The Hyderabad–Kodangal is the new National highway with a length of 133 km, passes through Chevella.

=== Rail ===
The nearest railway stations are Shankarpalli railway station which is about 20 km away, Secunderabad (about 60 km away) Shadnagar Station, which is around 33 km away and Vikarabad Railway junction which is 27 km away.

=== Air ===
The nearest air transport facility is Hyderabad International Airport, which is 28 km from Chevella.

=== Roads ===
The NH-163, NH-44 link road passes through the town.

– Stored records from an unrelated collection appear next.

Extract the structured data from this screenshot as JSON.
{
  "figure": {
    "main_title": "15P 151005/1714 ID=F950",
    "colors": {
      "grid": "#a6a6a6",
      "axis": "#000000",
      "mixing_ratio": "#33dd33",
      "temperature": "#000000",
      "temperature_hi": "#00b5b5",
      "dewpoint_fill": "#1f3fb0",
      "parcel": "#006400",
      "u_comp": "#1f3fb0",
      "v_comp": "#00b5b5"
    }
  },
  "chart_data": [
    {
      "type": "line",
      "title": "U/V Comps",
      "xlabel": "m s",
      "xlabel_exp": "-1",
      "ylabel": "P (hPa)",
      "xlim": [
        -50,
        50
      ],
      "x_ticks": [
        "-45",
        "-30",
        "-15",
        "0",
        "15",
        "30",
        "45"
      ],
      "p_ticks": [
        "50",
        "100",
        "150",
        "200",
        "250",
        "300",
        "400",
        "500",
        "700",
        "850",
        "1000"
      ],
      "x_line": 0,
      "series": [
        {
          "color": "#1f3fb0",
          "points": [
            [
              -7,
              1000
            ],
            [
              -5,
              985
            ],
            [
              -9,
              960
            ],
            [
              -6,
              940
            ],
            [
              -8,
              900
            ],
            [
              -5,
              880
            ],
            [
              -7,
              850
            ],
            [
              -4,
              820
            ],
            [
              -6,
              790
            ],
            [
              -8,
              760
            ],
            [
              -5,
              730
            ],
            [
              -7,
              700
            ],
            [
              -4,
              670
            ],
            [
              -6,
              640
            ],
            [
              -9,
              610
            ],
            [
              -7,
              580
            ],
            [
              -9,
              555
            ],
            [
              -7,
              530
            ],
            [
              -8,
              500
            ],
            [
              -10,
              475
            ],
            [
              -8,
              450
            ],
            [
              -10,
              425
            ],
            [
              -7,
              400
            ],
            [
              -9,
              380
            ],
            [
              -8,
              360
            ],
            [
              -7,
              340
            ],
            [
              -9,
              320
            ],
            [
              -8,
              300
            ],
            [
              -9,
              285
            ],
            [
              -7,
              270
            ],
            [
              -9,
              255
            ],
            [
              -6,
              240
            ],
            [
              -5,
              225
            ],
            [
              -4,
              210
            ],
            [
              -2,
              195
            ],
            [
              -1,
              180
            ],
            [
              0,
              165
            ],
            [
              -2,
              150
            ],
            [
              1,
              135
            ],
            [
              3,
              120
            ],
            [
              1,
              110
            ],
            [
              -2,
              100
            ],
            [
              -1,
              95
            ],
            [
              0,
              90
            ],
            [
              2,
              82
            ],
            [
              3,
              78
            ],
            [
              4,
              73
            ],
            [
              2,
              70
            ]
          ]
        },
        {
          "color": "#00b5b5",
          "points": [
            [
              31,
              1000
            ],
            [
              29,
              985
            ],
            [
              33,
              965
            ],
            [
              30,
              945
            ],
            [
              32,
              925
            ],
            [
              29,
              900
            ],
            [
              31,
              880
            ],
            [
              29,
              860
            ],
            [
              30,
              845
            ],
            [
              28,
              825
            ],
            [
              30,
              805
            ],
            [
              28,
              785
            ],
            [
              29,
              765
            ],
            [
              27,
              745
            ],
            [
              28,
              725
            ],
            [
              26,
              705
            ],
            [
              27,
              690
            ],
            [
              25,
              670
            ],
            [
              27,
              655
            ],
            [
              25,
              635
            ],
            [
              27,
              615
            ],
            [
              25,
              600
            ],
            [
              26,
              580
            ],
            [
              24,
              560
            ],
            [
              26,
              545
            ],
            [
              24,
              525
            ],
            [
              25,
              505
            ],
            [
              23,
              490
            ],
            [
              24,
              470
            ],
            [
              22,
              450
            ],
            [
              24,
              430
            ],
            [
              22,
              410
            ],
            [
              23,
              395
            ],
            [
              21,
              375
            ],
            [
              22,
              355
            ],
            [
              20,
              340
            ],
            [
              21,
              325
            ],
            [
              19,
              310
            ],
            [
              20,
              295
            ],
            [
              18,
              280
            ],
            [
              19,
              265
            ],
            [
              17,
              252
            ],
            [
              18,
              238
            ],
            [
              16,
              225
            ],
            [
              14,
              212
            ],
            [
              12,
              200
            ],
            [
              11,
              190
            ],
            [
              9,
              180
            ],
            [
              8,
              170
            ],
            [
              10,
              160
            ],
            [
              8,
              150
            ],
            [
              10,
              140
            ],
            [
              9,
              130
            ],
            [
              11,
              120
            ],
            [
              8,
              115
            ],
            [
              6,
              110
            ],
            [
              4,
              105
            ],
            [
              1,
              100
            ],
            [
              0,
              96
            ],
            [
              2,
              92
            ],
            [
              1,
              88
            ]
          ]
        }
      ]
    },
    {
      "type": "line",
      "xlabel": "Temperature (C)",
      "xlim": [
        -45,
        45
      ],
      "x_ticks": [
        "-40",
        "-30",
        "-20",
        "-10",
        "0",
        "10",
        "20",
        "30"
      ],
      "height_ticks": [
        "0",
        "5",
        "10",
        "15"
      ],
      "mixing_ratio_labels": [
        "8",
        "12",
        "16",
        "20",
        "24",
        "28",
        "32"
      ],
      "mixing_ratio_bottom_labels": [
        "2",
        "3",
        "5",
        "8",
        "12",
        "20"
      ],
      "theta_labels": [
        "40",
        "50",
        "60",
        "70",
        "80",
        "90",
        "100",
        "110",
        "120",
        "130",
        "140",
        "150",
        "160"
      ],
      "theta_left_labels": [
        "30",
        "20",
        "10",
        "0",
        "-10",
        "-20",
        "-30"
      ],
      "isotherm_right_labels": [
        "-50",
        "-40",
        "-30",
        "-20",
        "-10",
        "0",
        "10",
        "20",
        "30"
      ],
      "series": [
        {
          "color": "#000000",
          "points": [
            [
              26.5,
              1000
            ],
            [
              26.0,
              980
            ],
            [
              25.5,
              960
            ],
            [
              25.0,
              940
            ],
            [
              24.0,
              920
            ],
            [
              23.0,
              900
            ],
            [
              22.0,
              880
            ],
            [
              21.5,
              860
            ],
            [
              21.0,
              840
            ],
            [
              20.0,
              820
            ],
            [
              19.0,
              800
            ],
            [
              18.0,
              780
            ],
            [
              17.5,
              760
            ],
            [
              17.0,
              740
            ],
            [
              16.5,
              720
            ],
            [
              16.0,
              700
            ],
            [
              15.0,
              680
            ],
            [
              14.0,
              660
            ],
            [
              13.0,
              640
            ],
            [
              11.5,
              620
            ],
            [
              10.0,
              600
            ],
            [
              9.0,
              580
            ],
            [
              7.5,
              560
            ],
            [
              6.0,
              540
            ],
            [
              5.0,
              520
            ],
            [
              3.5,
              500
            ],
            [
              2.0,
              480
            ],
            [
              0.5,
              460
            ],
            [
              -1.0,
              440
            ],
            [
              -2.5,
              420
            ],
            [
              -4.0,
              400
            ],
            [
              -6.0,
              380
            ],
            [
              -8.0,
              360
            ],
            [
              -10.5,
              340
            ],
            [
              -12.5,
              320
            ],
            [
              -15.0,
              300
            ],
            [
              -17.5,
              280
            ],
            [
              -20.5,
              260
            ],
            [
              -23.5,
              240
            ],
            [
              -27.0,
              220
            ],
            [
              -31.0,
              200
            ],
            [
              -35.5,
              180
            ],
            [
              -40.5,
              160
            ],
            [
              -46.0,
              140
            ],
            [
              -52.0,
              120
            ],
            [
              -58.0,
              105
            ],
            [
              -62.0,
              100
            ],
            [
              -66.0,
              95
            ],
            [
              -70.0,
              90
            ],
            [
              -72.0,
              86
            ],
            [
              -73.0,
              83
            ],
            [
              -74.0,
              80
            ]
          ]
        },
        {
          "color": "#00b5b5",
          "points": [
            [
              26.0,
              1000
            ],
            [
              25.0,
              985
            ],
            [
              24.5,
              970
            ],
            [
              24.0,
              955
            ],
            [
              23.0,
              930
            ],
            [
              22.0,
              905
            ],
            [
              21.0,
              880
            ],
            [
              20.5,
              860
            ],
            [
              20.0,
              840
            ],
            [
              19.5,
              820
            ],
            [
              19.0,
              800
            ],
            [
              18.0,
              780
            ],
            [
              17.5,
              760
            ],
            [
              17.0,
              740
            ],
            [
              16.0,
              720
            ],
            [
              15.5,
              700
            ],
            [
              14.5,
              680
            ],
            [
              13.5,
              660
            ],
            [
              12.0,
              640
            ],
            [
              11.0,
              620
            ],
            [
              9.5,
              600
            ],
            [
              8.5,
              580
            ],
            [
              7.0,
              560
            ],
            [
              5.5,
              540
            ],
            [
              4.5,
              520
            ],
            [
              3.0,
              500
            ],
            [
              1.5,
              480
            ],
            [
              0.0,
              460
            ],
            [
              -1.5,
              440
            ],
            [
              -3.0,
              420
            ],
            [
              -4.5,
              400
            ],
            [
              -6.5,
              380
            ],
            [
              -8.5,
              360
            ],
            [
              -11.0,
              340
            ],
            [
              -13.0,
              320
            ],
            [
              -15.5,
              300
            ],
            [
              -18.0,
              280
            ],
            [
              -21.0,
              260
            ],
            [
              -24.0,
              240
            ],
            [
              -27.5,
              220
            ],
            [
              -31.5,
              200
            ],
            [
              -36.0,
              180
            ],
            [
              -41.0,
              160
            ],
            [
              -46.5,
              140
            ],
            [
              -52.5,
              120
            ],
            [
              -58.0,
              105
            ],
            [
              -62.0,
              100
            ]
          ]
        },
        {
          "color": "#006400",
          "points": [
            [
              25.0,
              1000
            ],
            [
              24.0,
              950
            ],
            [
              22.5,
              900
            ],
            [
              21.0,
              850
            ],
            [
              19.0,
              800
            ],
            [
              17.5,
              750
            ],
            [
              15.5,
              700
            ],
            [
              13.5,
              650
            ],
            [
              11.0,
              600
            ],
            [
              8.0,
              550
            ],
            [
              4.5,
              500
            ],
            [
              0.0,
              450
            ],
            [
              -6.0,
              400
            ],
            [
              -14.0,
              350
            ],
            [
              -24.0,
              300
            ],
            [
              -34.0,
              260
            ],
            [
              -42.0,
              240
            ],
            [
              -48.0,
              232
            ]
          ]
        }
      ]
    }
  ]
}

About 25 km away from Chevella there is an outer ring road which connects to Shamshabad airport - Rajiv Gandhi International Airport, Hyderabad, Gachibowli, and Medchal.

== Education ==
Chevella Mandal falls under the jurisdiction of Osmania University. The Mandal has many government and private junior, undergraduate and graduate colleges, engineering colleges, and a private medical college.

The primary and secondary school education is imparted by the government schools such as Mandal Parishad, Mandal Parishad upper primary and Zilla Parishad High Schools and private high schools.

== Important festivals ==
Bathukamma and Lashkar Bonalu are state official festivals besides Dussehra, Diwali, Holi, Sri Ramanavami, Shivaratri, Ugadi, Ganesh Chaturthi, Bakrid, Ramzan, which are the major festivals celebrated in Chevella Mandal.

==Crops==
The place is suitable for harvesting carrots (10-15 truckloads of carrots are transported to Hyderabad every day). Since Chevella is close to the city, farmers grow vegetables and flowers. In the recent years, the town has been hub to a lot of houses where flowers are grown. In addition, farmers grow other crops including tomatoes and vegetables, as well as rice, sorghum (jower), cotton, and corn.